By James Shotter and Alex Barker, FT.com
(Financial Times) -- European executive pay has come under attack for the second time in less than a week after Swiss voters overwhelmingly backed curbs on corporate wages that snatch the power away from company boards.
The move comes on the heels of European-wide steps last Thursday to address top management pay, which has been a lightning rod for public anger across the world since the financial crisis.
EU proposals to cap bankers' bonuses at twice their salary have stunned the City of London, with senior bankers warning that the cap will drive top staff to Asia or New York and eventually prompt a shift in operations from London. "This will have consequences," said one high-ranking executive at a leading investment bank in London.
The referendum in Switzerland has introduced an even broader set of curbs after 68 per cent of voters approved rules that include giving shareholders a binding say on executive pay; banning golden hellos and goodbyes; requiring annual re-elections for directors; and threatening criminal sanctions for non-compliance.
Brigitta Moser-Harder, an activist shareholder who spearheaded the yes-campaign together with entrepreneur Thomas Minder, said that the result, one of the most emphatic yes-votes ever in a Swiss referendum, sent a clear signal to companies both within and beyond Switzerland's borders.
"The EU is already capping bankers' bonuses and now the Swiss people has spoken very clearly as well. The message to company boards and managers is: you have to rein in executive pay," she said.
Britain plans to mount a last-ditch attempt to revise the EU bonus cap at a meeting of finance ministers on Tuesday with chancellor George Osborne trying to gather opposition to the proposal. But while Mr Osborne is fighting to change some details, the prospects of a big reversal are slim. An overwhelming majority of EU member states is willing to sign up to the political deal reached with the European parliament, which is part of legislation to enact a sweeping overhaul of bank capital rules.
"It is too late, it is really too late," said one diplomat involved in the talks. "We don't want to stigmatise one member state but we have come to the end of the argument."
Other EU states are eyeing even more stringent restrictions. The Netherlands, which has been involved in multiple bank rescues, imposed a bonus cap in 2010 and is considering tightening the limit to 20 per cent of salary.
The UK is also introducing reforms to give shareholders a binding vote on pay in October, as well as measures to make remuneration packages more transparent.
The tougher rules in Switzerland have struck a chord with a Swiss public wearied by a string of high-profile corporate mishaps, and had looked likely to pass since news broke two weeks ago that the Swiss pharmaceuticals giant Novartis planned to give its departing chairman a SFr72m pay-off, even though the plans were subsequently dropped.
Despite public anger over such revelations, Switzerland's business establishment has continued to argue vehemently against the new rules, and Ursula Fraefel, who ran the no-campaign, said that the changes marked "a deterioration of what was once a liberal set of rules on corporate governance".
However, Ms Moser-Harder rejected such concerns as "scaremongering".
"Companies will continue to come here.
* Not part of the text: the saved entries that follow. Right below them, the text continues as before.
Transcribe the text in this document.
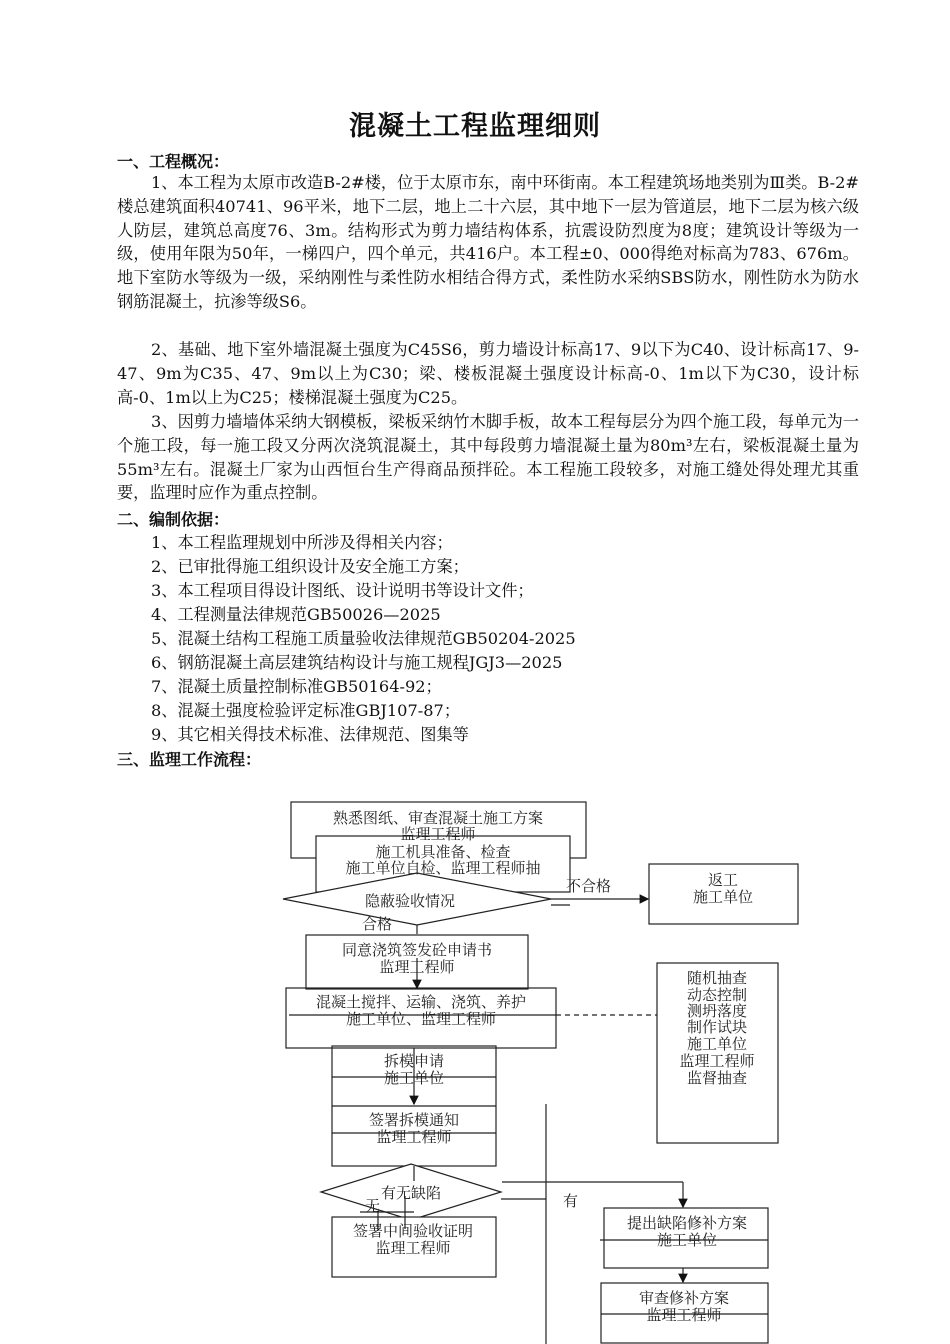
混凝土工程监理细则
一、工程概况：
1、本工程为太原市改造B-2#楼，位于太原市东，南中环街南。本工程建筑场地类别为Ⅲ类。B-2#楼总建筑面积40741、96平米，地下二层，地上二十六层，其中地下一层为管道层，地下二层为核六级人防层，建筑总高度76、3m。结构形式为剪力墙结构体系，抗震设防烈度为8度；建筑设计等级为一级，使用年限为50年，一梯四户，四个单元，共416户。本工程±0、000得绝对标高为783、676m。地下室防水等级为一级，采纳刚性与柔性防水相结合得方式，柔性防水采纳SBS防水，刚性防水为防水钢筋混凝土，抗渗等级S6。
2、基础、地下室外墙混凝土强度为C45S6，剪力墙设计标高17、9以下为C40、设计标高17、9-47、9m为C35、47、9m以上为C30；梁、楼板混凝土强度设计标高-0、1m以下为C30，设计标高-0、1m以上为C25；楼梯混凝土强度为C25。
3、因剪力墙墙体采纳大钢模板，梁板采纳竹木脚手板，故本工程每层分为四个施工段，每单元为一个施工段，每一施工段又分两次浇筑混凝土，其中每段剪力墙混凝土量为80m³左右，梁板混凝土量为55m³左右。混凝土厂家为山西恒台生产得商品预拌砼。本工程施工段较多，对施工缝处得处理尤其重要，监理时应作为重点控制。
二、编制依据：
1、本工程监理规划中所涉及得相关内容；
2、已审批得施工组织设计及安全施工方案；
3、本工程项目得设计图纸、设计说明书等设计文件；
4、工程测量法律规范GB50026—2025
5、混凝土结构工程施工质量验收法律规范GB50204-2025
6、钢筋混凝土高层建筑结构设计与施工规程JGJ3—2025
7、混凝土质量控制标准GB50164-92；
8、混凝土强度检验评定标准GBJ107-87；
9、其它相关得技术标准、法律规范、图集等
三、监理工作流程：
熟悉图纸、审查混凝土施工方案
监理工程师
施工机具准备、检查
施工单位自检、监理工程师抽
隐蔽验收情况
不合格
合格
返工
施工单位
同意浇筑签发砼申请书
监理工程师
混凝土搅拌、运输、浇筑、养护
施工单位、监理工程师
随机抽查
动态控制
测坍落度
制作试块
施工单位
监理工程师
监督抽查
拆模申请
施工单位
签署拆模通知
监理工程师
有无缺陷
无	有
签署中间验收证明
监理工程师
提出缺陷修补方案
施工单位
审查修补方案
监理工程师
Switzerland still has all sorts of other advantages which make it an attractive place to do business," she said, adding that the curbs elsewhere would make fleeing Switzerland less attractive.
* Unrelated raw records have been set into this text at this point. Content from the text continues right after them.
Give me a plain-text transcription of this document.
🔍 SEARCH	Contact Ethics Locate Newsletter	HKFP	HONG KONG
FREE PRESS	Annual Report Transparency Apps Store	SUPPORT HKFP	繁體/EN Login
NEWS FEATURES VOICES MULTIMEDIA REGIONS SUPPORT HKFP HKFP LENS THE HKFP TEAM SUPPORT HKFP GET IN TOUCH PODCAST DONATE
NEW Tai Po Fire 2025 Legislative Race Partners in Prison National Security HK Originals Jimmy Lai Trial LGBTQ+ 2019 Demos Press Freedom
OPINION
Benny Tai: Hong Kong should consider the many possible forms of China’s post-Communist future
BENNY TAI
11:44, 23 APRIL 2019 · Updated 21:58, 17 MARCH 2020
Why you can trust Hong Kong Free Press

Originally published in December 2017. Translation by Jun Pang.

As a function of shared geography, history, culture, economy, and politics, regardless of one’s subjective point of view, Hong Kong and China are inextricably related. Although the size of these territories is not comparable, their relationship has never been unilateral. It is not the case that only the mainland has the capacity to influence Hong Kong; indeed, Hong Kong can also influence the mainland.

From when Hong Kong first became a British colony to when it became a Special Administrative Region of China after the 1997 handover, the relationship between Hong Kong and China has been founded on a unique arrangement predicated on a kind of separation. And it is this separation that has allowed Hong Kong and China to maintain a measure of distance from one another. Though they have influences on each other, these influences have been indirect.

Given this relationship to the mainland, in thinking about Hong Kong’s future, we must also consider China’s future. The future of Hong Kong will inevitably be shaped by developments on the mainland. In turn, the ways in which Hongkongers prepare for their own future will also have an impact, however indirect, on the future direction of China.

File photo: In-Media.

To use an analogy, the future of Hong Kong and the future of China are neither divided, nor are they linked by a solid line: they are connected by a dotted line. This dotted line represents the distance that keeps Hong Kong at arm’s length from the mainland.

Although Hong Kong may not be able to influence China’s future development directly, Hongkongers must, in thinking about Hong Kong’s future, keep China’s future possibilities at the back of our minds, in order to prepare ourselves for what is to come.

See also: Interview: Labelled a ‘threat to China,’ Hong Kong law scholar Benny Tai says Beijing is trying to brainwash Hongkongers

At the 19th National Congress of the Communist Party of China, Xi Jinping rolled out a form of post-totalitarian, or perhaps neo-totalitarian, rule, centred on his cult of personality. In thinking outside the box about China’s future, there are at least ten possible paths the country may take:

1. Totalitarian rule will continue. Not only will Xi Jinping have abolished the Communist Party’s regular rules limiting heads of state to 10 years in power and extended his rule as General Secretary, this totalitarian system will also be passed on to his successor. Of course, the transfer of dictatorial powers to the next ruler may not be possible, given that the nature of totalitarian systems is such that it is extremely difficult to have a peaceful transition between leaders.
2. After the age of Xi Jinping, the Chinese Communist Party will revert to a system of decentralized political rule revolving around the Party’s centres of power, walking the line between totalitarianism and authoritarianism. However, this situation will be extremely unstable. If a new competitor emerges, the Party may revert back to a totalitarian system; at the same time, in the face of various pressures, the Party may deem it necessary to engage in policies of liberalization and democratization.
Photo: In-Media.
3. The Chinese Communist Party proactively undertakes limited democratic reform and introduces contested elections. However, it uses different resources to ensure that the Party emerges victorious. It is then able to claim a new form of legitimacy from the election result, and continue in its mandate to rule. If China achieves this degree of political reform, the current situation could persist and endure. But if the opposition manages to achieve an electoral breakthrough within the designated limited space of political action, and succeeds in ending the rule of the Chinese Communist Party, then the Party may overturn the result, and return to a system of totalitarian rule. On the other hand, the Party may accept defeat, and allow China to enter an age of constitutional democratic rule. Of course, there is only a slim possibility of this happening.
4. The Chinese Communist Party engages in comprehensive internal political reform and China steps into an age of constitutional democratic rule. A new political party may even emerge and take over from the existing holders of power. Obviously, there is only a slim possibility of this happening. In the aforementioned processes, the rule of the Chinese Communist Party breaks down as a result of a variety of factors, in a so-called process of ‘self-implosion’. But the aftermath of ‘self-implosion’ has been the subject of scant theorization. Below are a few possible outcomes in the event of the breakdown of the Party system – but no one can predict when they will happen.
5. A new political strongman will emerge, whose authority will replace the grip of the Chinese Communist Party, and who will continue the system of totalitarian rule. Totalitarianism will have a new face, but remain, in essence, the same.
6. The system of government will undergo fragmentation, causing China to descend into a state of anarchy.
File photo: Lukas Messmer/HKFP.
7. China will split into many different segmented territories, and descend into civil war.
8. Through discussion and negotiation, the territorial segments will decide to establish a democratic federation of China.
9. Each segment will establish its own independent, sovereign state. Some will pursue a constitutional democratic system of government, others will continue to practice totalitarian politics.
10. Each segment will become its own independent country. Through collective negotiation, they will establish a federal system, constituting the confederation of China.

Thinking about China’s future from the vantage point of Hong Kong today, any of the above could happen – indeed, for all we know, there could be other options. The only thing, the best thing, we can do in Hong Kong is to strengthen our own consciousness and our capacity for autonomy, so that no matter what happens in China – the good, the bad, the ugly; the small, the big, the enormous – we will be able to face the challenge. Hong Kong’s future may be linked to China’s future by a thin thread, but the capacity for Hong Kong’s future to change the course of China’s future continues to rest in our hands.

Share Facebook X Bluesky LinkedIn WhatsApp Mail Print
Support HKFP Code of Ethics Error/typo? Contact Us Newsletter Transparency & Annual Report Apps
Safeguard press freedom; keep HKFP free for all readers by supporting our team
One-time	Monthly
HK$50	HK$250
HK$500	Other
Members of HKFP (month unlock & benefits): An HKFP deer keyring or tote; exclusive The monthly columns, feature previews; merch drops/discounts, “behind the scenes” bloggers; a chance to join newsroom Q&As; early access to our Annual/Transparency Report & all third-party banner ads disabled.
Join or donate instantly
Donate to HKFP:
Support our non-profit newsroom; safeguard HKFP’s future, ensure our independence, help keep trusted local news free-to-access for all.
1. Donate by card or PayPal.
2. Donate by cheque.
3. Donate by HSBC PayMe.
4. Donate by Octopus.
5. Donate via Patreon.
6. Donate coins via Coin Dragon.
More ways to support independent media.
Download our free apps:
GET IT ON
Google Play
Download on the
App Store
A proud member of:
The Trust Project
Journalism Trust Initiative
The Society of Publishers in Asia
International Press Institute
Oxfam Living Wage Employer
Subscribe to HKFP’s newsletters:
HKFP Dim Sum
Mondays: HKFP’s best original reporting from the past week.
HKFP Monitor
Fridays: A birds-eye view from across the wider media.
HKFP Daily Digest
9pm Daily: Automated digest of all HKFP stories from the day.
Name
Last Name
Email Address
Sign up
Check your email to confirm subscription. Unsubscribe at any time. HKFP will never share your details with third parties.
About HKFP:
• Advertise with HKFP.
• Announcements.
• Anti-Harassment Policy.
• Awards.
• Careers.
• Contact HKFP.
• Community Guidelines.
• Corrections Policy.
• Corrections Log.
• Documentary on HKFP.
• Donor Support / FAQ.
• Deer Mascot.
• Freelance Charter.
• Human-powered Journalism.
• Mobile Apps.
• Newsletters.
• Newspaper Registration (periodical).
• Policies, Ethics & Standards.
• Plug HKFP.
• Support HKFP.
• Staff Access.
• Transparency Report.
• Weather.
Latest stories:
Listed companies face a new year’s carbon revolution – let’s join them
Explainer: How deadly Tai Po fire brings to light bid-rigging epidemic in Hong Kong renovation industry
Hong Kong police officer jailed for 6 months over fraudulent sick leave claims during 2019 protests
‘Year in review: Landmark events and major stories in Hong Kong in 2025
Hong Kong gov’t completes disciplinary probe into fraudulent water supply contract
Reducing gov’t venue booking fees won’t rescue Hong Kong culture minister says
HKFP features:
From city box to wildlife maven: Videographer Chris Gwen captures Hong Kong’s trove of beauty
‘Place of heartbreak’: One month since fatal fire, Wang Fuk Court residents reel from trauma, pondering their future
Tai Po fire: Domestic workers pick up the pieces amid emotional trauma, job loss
Simonetta Sommaruga, Switzerland's justice minister, said adopting the new rules would be a "serious challenge" for Swiss business, but expressed confidence that the Alpine state's fabled competitiveness would not be undermined.
"Switzerland's appeal doesn't just depend on its corporate laws," she said, citing the country's ability to innovate, its educated population and its quality of life as other important attractions.
The Swiss government has a year to convert the initiative's proposals into law.